Population versus Sample Estimands

  • SATE and SATT are specific to a given study

    • Theoretically, these estimands are well defined without the kind of magical thinking people usually rely on for inference about a population (e.g., repeated sampling)

    • They are finite sample or finite population estimands

  • What if we want to make inferences about a larger population though?

    • Assume units are a random sample from a large/infinite population and hedge our bets on the central limit theorem

    • In many areas of political science and international relations, this is not a logically defensible assumption

Population Estimands

  • Population Average Treatment Effects (PATE)

    \[ \mathrm{PATE} = \mathrm{E}[\resp{Y}_{\obs{i}}(\treat{X}_{\obs{i}} = 1) - \resp{Y}_{\obs{i}}(\treat{X}_{\obs{i}} = 0)] \]

  • Population Average Treatment Effect for the Treated (PATT)

    \[ \mathrm{PATT} = \mathrm{E}[\resp{Y}_{\obs{i}}(\treat{X}_{\obs{i}} = 1) - \resp{Y}_{\obs{i}}(\treat{X}_{\obs{i}} = 0) | \treat{X}_{\obs{i}} = 1] \]

  • In the case of a non-random sample from an apparent population where repeated sampling is logically impossible, \(\mathrm{PATE} = \mathrm{SATE}\) and \(\mathrm{PATT} = \mathrm{SATT}\)

Other Interesting Estimands

  • Conditional Average Treatment Effect (CATE)

    \[ \mathrm{CATE} = \mathrm{E}[\resp{Y}_{\obs{i}}(\treat{X}_{\obs{i}} = 1) - \resp{Y}_{\obs{i}}(\treat{X}_{\obs{i}} = 0) | \treat{X}_{\obs{i}} = \treat{x}] \]

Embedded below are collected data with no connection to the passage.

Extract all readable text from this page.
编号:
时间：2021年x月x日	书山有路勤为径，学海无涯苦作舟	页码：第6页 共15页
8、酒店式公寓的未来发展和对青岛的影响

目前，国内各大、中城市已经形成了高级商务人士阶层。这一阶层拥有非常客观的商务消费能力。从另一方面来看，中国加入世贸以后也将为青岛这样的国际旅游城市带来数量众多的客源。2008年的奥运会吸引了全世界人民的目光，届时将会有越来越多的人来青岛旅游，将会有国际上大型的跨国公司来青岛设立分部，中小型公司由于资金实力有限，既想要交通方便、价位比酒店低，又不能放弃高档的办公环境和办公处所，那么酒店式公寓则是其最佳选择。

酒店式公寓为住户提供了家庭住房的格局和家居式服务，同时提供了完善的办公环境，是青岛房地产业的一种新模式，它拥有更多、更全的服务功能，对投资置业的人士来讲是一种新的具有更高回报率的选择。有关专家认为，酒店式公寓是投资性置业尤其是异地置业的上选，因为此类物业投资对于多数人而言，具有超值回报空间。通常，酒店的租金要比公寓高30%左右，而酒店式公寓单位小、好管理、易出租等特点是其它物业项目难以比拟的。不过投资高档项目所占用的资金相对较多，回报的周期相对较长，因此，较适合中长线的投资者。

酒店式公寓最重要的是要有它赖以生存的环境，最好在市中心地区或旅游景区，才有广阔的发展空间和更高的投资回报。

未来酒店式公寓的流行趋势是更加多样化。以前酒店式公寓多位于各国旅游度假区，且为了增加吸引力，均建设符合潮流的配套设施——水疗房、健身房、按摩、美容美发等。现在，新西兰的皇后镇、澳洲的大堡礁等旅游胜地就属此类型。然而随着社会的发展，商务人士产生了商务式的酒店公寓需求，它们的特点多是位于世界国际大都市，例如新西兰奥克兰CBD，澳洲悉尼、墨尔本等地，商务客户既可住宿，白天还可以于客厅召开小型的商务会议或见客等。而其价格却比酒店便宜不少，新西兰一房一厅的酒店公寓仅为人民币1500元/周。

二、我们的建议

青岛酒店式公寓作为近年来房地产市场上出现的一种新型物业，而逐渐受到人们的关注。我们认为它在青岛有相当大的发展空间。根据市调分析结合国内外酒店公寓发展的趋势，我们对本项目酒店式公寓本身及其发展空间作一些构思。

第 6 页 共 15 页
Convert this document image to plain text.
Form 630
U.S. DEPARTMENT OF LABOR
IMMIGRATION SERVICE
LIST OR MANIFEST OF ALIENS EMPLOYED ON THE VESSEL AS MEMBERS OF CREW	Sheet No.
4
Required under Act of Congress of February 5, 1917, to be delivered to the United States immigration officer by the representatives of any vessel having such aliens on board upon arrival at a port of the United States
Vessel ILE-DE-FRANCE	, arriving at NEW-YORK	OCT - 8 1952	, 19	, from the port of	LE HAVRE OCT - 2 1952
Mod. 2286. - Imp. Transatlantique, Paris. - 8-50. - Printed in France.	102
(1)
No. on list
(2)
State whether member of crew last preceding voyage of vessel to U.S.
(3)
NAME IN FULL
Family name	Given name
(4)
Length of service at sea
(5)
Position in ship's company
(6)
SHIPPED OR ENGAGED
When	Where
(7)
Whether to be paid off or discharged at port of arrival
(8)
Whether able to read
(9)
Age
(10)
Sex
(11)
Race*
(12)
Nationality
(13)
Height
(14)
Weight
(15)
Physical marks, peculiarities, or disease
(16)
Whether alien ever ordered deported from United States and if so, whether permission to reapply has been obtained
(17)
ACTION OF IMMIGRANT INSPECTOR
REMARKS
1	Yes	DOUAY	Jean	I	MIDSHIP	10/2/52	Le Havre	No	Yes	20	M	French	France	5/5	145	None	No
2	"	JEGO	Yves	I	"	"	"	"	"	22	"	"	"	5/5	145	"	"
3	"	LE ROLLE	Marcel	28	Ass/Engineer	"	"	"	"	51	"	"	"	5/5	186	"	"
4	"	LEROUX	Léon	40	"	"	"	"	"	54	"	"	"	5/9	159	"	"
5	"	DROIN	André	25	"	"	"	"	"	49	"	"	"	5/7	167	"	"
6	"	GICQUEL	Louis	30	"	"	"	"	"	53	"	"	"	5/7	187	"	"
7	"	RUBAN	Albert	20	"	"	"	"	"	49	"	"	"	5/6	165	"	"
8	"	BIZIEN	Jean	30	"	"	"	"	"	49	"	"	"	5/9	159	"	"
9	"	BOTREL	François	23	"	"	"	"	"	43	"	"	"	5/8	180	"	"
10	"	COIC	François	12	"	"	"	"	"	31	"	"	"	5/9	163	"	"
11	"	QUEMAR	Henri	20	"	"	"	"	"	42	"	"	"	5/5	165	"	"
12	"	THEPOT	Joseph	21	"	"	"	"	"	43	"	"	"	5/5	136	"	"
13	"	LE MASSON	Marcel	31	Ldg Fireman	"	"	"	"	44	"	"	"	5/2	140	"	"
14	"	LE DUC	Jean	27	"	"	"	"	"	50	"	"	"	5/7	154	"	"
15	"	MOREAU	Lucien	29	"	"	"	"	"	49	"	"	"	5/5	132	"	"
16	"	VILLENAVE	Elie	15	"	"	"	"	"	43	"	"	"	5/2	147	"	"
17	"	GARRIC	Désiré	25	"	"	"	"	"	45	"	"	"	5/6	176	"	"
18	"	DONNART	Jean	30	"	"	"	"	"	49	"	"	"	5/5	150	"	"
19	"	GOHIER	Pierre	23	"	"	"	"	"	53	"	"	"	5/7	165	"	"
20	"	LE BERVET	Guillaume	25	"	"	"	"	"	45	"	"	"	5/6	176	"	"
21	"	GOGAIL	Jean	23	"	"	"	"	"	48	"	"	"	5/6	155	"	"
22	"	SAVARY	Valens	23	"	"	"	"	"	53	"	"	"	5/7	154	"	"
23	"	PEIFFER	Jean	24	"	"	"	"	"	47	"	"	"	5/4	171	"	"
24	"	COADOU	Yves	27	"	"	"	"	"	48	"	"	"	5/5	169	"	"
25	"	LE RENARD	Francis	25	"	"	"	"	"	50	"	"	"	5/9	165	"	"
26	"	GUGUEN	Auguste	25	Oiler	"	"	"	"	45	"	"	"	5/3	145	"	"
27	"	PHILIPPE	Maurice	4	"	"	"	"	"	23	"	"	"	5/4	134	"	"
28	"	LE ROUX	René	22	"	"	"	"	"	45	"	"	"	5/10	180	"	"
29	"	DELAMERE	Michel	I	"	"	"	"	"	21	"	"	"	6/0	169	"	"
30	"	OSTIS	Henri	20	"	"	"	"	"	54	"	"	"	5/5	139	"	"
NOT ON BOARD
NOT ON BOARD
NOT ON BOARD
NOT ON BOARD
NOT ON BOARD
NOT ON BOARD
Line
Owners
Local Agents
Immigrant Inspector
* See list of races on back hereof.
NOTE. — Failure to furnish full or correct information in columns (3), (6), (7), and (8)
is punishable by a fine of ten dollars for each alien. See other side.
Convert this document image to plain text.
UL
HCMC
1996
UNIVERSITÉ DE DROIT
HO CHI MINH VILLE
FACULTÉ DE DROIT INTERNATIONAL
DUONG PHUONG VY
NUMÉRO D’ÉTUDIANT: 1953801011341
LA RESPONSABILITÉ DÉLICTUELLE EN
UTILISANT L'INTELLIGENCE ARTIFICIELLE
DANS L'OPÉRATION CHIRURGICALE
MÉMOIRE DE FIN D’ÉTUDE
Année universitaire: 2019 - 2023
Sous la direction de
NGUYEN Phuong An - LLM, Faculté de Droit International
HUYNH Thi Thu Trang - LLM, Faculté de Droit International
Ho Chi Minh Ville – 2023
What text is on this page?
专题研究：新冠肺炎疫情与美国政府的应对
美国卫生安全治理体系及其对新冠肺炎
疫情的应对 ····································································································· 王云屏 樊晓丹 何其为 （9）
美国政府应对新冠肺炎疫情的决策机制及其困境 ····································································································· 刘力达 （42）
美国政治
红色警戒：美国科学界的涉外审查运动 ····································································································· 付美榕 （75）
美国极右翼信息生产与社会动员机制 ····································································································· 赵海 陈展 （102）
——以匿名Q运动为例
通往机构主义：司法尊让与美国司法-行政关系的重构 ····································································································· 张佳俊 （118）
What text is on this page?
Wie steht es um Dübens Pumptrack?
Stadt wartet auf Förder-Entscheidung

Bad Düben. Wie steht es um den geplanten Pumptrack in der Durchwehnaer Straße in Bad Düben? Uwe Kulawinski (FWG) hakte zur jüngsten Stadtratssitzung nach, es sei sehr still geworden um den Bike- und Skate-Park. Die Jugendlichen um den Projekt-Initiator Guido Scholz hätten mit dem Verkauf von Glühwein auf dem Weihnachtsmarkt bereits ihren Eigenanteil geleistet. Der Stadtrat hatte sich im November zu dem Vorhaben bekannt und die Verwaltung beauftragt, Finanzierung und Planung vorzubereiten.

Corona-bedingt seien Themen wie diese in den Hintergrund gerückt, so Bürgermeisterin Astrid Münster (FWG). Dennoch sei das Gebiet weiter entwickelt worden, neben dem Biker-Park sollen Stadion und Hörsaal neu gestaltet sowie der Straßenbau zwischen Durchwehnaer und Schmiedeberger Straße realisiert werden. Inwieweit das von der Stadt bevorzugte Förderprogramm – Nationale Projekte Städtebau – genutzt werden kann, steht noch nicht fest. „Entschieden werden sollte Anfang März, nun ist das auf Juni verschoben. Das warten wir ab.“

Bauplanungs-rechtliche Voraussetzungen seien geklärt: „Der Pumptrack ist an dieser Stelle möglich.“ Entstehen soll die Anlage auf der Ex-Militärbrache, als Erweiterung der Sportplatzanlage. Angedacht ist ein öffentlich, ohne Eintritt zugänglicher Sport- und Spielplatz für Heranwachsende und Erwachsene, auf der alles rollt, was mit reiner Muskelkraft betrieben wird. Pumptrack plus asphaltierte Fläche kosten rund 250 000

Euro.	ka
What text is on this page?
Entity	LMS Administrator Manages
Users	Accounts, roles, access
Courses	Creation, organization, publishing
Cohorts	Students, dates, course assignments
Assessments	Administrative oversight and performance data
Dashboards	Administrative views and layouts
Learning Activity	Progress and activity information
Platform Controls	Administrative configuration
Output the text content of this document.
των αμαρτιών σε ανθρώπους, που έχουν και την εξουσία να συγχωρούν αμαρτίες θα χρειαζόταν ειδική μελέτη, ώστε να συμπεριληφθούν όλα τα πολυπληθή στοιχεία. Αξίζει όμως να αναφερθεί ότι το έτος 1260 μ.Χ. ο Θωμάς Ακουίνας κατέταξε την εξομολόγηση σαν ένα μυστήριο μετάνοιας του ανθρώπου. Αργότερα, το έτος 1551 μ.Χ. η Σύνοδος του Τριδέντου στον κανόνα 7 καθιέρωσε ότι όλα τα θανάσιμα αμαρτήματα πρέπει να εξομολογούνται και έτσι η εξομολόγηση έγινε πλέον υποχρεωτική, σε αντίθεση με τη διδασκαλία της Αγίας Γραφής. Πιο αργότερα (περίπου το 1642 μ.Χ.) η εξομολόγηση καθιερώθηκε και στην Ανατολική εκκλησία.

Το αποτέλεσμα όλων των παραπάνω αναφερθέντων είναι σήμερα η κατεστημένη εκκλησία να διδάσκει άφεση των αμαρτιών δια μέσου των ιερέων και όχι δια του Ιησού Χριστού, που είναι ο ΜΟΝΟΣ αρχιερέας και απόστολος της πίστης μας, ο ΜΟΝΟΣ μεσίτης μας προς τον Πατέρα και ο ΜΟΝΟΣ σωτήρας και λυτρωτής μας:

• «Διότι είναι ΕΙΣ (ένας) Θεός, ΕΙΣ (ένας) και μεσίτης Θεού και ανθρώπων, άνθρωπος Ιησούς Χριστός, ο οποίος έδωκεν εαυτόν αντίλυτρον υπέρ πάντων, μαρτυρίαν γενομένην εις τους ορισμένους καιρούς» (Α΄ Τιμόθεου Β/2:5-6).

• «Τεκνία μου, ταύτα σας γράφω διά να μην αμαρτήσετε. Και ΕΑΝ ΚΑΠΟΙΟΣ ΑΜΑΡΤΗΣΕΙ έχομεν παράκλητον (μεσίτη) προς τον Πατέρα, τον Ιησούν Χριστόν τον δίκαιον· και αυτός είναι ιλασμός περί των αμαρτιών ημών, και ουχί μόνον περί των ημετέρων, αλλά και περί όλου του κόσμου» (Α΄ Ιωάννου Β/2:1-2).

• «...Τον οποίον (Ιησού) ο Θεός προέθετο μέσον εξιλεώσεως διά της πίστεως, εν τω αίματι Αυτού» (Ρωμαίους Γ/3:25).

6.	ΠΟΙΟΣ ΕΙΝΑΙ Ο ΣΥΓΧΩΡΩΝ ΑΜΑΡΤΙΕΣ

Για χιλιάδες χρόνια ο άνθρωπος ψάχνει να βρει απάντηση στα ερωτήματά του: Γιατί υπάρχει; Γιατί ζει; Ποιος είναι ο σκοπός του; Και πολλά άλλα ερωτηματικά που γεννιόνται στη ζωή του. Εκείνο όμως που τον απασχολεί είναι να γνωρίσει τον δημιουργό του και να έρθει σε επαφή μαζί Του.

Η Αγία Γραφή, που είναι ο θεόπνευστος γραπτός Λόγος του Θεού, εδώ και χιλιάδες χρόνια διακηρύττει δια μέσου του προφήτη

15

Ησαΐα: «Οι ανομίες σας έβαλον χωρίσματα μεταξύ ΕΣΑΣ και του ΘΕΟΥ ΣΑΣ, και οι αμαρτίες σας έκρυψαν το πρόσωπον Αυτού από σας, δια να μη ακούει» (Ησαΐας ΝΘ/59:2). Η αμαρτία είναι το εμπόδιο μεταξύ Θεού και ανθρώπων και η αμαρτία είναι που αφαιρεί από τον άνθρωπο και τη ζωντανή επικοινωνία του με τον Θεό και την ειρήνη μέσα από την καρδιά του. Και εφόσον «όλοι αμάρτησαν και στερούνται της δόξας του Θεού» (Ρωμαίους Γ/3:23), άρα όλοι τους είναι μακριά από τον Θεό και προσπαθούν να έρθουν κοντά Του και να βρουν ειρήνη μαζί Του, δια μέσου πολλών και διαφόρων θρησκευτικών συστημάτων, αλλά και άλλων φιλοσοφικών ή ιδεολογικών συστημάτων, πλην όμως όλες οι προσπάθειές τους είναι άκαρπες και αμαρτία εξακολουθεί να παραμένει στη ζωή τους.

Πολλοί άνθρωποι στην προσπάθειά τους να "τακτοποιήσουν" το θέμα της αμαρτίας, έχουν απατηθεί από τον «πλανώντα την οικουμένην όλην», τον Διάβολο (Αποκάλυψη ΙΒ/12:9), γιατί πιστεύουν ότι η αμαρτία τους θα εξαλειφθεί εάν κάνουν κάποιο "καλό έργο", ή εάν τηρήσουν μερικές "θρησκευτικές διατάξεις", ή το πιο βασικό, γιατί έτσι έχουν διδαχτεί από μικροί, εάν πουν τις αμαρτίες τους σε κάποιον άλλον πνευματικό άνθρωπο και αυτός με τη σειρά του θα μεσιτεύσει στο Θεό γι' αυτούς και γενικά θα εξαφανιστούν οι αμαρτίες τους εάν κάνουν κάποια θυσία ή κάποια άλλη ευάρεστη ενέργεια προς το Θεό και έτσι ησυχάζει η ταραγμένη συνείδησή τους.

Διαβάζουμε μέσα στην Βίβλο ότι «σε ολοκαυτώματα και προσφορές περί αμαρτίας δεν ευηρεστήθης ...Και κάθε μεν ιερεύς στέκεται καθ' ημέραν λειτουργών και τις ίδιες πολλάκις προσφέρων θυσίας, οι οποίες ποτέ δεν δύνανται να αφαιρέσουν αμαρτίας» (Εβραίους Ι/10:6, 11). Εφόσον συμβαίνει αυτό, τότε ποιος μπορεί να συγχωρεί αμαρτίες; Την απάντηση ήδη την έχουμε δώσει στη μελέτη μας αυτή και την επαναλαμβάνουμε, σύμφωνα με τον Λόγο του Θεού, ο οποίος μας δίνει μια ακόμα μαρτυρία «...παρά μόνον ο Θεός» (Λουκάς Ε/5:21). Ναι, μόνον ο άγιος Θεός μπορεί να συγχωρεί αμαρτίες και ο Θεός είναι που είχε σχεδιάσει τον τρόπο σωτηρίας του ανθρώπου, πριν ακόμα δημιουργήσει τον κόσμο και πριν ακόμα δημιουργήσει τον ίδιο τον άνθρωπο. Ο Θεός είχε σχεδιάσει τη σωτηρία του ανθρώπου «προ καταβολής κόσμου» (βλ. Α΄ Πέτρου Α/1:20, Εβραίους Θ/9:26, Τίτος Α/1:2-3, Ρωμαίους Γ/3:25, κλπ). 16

    • We can use this to detect heterogenous effects for theory testing or targeting
  • We will discuss additional estimands for direct and indirect causal effects later in the course

Summary

  • Causal inference is about counterfactuals

  • Potential outcomes constitute a way of formally expressing counterfactual relationships

    • There are many possible estimands of interest–any possible difference between potential outcomes
  • Estimands connect research question, theory, and data

    • A quantitative study that cannot answer the question “What is your estimand?” is effectively useless
  • Goal of contemporary political science is to provide vague answers to precise questions

Where We’re Headed

  • Theoretical relationships as Bayesian networks

    • Types of bias and directed acyclic graphs

    • Difference between direct and indirect effects

  • Applied example to make this all more concrete

    • Replicating Barnes and Holman (2020)
  • Moving from causal question to causal theory

References

Gill, Jeff, and Simon Heuberger. 2020. “Bayesian Modeling and Inference: A Post-Modern Perspective.” In The SAGE Handbook of Research Methods in Political Science and International Relations, eds. Luigi Curini and Robert Franzese. London, UK: SAGE, 961–84.
Lundberg, Ian, Rebecca Johnson, and Brandon M. Stewart. 2021. What Is Your Estimand? Defining the Target Quantity Connects Statistical Evidence to Theory.” American Sociological Review 86(3): 532–65.
Rubin, Donald B. 1974. Estimating Causal Effects of Treatments in Randomized and Nonrandomized Studies.” Journal of Educational Psychology 66(5): 688–701.
———. 2005. Causal Inference Using Potential Outcomes.” Journal of the American Statistical Association 100(469): 322–31.
Western, Bruce, and Simon Jackman. 1994. “Bayesian Inference for Comparative Research.” American Political Science Review 88: 412–23.